What computers are connected to the wireless network? How can you know or control the devices that access the network?
Clarified that both WPA2 encryption and strong passwords are the best methods for controlling who is accessing the network, however most modems and routers offer additional methods for controlling access to the network.
Each computer or smartphone capable of accessing a wireless network has a unique identification number known as the MAC (Media Access Control) address. By now almost all modems / routers also offer the possibility to limit access to a wireless network only to devices included in a special list on the router.
Many of you will already know that this method of protection is not as strong as it may seem. In fact, it is possible that some people make real MAC address spoofs to identify the serial number that has access to the network and modify another device capable of overcoming this protection, but this method still offers an additional level of security that can help protect your network.
Please note that if you set MAC filtering incorrectly your devices may no longer connect to the network. Nothing dramatic: just reopen the router configuration panel and enter the right number in the list of MAC Addresses, a list that will be stored in the router and will not have to be re-entered every time (unless new additions).

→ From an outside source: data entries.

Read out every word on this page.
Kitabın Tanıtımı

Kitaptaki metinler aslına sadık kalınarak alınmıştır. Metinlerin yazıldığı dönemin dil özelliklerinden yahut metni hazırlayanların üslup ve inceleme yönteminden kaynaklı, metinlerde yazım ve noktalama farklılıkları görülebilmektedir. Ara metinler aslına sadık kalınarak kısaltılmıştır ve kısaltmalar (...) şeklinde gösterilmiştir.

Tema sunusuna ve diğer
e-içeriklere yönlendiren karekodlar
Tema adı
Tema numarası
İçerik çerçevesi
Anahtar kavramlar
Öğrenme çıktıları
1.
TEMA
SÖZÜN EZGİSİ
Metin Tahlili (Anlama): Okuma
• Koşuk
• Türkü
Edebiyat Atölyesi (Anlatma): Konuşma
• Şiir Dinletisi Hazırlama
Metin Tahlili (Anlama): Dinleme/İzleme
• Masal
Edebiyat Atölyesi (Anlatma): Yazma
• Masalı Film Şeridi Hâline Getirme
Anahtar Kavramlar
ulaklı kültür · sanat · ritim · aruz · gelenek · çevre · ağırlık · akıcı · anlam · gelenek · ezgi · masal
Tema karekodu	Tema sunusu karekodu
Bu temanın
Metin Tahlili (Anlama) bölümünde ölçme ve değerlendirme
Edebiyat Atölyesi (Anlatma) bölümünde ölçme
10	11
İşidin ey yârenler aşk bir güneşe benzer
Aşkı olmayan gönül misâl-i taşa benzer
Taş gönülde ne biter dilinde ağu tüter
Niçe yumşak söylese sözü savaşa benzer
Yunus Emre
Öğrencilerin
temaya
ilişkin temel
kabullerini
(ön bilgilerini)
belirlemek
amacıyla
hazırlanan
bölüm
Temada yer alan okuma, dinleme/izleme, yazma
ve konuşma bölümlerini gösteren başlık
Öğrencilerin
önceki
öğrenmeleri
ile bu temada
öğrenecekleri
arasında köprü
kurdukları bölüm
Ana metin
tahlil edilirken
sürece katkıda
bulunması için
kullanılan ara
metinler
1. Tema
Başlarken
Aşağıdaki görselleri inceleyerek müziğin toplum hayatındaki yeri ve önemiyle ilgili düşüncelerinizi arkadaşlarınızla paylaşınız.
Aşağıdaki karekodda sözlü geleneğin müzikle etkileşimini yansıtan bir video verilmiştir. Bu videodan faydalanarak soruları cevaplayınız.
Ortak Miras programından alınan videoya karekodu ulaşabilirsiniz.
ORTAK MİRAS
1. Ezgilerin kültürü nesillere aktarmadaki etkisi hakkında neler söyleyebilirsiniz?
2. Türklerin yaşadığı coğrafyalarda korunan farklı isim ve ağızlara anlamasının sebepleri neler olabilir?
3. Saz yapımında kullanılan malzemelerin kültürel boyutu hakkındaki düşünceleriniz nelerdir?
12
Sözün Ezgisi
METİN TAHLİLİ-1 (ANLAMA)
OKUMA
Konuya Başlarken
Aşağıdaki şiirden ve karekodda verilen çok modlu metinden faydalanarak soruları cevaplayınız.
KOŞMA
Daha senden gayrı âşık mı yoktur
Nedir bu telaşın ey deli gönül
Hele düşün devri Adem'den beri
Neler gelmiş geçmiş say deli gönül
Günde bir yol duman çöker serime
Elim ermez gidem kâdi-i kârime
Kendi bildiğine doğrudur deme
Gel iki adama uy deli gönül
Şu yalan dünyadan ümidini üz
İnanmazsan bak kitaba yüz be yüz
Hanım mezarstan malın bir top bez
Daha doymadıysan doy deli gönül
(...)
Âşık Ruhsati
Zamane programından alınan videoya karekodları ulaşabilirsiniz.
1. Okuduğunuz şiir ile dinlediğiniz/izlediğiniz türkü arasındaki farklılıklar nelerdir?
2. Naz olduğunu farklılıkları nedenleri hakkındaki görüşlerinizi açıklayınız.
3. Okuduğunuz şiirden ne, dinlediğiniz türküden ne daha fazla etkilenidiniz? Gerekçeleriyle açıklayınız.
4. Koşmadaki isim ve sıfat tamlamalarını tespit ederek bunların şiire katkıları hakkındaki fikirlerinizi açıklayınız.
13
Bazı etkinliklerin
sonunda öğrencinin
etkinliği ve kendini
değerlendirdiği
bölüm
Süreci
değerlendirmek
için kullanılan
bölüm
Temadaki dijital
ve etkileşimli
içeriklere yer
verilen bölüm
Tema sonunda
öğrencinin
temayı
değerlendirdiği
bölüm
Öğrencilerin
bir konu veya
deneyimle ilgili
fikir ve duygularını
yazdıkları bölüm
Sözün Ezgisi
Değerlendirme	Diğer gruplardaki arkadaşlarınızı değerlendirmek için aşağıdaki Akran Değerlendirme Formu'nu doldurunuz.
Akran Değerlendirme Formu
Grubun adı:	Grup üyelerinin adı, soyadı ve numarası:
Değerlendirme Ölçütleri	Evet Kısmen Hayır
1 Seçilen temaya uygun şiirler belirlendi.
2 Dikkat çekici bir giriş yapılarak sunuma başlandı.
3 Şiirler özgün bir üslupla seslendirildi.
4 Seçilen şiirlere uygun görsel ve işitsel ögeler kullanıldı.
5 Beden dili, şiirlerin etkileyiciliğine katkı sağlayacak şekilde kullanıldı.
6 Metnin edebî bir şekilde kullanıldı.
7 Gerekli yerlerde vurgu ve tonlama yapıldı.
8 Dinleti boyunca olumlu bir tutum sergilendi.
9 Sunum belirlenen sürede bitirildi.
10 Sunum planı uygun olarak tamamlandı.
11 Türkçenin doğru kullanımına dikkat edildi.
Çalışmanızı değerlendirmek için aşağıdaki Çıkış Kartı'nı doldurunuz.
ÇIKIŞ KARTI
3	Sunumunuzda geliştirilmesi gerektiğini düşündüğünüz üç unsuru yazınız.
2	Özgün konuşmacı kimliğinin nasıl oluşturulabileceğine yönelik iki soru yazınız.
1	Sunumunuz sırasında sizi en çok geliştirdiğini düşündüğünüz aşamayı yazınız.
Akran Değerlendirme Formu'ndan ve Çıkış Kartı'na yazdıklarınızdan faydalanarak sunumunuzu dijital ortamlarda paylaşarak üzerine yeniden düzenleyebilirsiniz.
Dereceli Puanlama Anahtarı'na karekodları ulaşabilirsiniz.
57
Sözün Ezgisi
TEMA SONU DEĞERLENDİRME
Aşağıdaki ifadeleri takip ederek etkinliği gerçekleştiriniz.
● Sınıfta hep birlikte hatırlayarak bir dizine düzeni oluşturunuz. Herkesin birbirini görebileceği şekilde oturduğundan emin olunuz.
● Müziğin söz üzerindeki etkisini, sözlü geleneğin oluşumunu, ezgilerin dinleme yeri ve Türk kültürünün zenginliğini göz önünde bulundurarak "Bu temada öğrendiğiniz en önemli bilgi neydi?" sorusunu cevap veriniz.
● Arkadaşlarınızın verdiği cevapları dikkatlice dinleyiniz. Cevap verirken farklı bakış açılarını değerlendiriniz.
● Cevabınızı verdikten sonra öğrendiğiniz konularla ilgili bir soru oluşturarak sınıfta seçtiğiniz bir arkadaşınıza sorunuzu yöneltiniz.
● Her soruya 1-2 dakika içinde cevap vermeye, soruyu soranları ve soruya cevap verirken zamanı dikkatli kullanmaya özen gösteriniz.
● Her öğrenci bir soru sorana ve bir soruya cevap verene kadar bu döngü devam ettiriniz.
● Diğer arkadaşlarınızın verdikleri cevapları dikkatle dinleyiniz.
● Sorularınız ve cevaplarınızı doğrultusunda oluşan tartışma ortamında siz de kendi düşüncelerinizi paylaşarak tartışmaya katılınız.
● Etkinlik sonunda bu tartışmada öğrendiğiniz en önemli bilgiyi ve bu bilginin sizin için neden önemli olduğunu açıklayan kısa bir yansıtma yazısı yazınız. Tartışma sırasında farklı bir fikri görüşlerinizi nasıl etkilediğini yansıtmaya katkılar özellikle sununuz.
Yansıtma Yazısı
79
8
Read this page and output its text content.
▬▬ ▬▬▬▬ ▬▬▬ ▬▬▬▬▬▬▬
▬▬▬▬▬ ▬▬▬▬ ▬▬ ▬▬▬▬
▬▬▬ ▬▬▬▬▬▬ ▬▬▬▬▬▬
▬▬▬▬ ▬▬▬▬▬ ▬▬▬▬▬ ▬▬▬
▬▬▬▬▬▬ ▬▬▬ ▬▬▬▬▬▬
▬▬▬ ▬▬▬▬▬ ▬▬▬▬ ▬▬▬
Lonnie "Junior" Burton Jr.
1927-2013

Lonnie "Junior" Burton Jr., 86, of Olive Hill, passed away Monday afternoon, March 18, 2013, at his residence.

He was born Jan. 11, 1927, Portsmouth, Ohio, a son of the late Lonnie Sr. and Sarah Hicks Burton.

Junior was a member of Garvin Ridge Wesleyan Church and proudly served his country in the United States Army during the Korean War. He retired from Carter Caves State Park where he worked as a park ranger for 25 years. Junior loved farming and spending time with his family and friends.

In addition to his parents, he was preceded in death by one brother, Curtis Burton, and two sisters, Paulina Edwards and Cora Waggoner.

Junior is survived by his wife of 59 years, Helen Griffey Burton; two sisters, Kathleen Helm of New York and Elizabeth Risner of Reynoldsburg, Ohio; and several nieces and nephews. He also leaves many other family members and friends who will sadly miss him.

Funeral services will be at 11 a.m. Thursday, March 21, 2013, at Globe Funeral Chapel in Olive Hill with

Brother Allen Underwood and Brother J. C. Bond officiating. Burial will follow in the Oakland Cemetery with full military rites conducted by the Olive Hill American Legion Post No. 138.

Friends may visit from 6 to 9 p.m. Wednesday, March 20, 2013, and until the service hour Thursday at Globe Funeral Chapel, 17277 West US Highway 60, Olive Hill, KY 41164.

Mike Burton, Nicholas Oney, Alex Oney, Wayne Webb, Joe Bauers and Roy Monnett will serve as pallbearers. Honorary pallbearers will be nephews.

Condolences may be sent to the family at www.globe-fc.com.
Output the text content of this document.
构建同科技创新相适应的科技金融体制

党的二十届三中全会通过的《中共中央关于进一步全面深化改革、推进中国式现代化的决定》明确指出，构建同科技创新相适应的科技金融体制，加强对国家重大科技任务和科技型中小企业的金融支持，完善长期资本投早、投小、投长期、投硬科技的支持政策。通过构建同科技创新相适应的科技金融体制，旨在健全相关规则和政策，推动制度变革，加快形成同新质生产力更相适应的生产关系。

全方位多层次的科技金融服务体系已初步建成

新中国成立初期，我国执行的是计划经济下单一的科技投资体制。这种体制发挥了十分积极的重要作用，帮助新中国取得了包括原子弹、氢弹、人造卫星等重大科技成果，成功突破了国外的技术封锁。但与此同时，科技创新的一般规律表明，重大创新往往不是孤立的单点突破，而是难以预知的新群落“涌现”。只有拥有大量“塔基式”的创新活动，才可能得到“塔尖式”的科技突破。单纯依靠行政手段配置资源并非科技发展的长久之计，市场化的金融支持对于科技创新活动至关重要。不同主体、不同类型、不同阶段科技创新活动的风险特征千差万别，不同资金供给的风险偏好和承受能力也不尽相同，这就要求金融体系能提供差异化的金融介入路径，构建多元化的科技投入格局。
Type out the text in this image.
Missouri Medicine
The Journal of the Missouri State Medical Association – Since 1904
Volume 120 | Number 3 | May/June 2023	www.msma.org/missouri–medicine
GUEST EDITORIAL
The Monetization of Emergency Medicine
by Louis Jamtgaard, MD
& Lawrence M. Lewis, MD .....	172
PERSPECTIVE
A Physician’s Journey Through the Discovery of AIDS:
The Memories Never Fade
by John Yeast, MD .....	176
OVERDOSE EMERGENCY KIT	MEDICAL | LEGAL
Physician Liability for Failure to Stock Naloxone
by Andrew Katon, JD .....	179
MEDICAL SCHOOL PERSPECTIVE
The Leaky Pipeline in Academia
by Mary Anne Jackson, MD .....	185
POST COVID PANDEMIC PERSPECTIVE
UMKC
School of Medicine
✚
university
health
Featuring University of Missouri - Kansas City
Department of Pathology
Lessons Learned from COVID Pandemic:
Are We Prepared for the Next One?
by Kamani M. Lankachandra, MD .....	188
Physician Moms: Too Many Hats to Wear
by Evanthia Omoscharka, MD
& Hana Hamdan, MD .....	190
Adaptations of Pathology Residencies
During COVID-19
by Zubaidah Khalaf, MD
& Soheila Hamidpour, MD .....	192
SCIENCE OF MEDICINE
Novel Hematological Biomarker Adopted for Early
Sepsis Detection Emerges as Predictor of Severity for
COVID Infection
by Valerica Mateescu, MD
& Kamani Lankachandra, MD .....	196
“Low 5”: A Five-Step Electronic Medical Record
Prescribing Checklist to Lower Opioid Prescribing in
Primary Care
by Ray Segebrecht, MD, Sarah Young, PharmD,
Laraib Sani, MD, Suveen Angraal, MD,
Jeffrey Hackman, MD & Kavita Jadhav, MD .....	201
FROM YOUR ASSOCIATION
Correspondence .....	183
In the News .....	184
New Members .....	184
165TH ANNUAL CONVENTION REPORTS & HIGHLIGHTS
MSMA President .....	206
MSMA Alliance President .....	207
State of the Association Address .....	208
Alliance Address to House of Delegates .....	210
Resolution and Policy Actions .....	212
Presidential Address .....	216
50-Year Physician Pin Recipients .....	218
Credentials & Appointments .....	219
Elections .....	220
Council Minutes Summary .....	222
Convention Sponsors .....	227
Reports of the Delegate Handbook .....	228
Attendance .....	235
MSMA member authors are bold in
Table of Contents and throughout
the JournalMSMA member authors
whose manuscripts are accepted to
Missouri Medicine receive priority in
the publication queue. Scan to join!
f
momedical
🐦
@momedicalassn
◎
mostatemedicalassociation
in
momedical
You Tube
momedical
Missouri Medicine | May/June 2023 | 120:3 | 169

7. How strong should your wireless signal be?
How strong is the wireless signal? How far does it have to go to make the most of your connection?
In most houses, about 20-30 meters (in a straight line) is more than enough, so why transmit the signal to the whole neighborhood giving more possibilities for further attacks?
Not all modems and routers allow (in the configuration panel) to adjust the signal strength, but if the relative option is present we recommend that you “calibrate” the range well, so as to avoid further temptations. Without signal it is impossible to enter the network!
8. Activate the firewall integrated in the router / modem
Many modems and routers come with a built-in firewall. A firewall can prevent unauthorized people from accessing the network, and it is also able to control which programs work within the network. The modem / router firewall must be enabled through the configuration panel. It is usually disabled by default, perhaps due to initial connection problems, check.
There is also to consider that some wireless devices include in their firmware some security programs generally known as intrusion detection systems (IDS) . These systems are able to detect attempts to gain unauthorized access to the system, protecting and blocking a good number of attacks outside the network.
In case you are about to buy a wireless modem or router ask if it is equipped with IDS, this function could cost a little more, but it is definitely recommended.
9. Is your modem updated?
Modems and similar devices work thanks to software known as “firmware”. This firmware, like other software programs, sometimes requires an update to make sure it always works with maximum efficiency and to improve your / your safety.
Many modems supplied directly by Internet Service Providers (ISPs) offer an automatic firmware update. In this case, check with your provider if this occurs.
If not, firmware updates will have to be done manually by logging on to the modem manufacturer’s website. Do not use firmware found on the net or unofficial, use only that of the manufacturer because more and more “tarot” software circulating specifically created by hackers to access private wireless networks.